Considering the regex doesn't contain 'forest', how on earth would it find the last fox before the forest? Your regex just puts 'the' in front of the second fox in the sentence. Which may work in the example, but doesn't solve the problem as stated.

$_ = "fox comes and fox goes into forest";
s/(.*)(fox)/$1the $2/;
print;
[download]

That puts 'the' in front of the last fox in the line, which doesn't have to be the last fox before the forest.

Amazing. Such a relatively simple question, and an incredibly number of wrong answers posted - even after valid answers have been posted as well. Makes you wonder how useful Perlmonks is for people trying to learn Perl. (Not very)

Yes, you're correct, and that did occur to me when I wrote the code. However, in the present case the last "fox" is the same as the last "fox" before "forest". Of course, if you put more "fox"s after "forest", then that changes things, but also suppose there are several "forests" and "fox"s. Then do we want every "fox" that is the last before *some* "forest" or just the last such case, etc, etc. Without really exact requirements it's unclear.

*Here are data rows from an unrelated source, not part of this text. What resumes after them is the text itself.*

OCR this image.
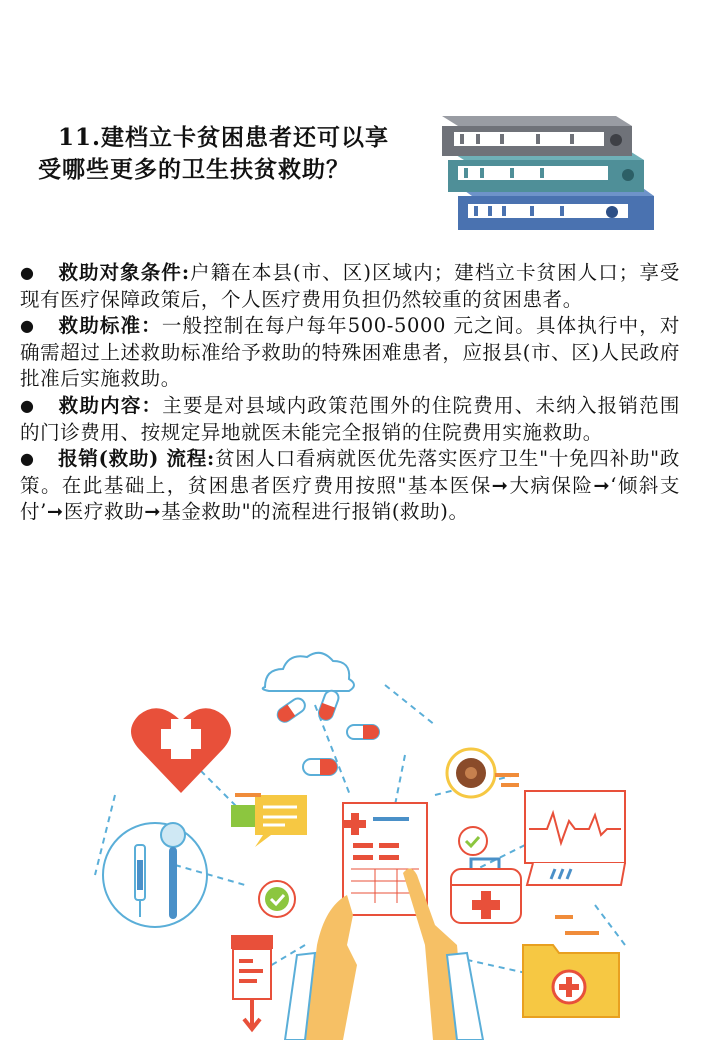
11.建档立卡贫困患者还可以享
受哪些更多的卫生扶贫救助？

● 救助对象条件:户籍在本县(市、区)区域内；建档立卡贫困人口；享受现有医疗保障政策后，个人医疗费用负担仍然较重的贫困患者。

● 救助标准：一般控制在每户每年500-5000 元之间。具体执行中，对确需超过上述救助标准给予救助的特殊困难患者，应报县(市、区)人民政府批准后实施救助。

● 救助内容：主要是对县域内政策范围外的住院费用、未纳入报销范围的门诊费用、按规定异地就医未能完全报销的住院费用实施救助。

● 报销(救助) 流程:贫困人口看病就医优先落实医疗卫生"十免四补助"政策。在此基础上，贫困患者医疗费用按照"基本医保➞大病保险➞‘倾斜支付’➞医疗救助➞基金救助"的流程进行报销(救助)。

I guessed that the real question posed by the original poster had to do with finding the last "fox", and that the fact that he described it as the last "fox" "relative to forest" was coincidental. But looking at the original post again, I think your objection is justified.
(Update: As far as Perl Monks being useful for learning, I find it extremely so. Sometimes the most interesting posts/replies involve some incorrect tries and then corrections. It is often quite useful to see some errors and realize just what went wrong in addition to some really slick solution.)
chas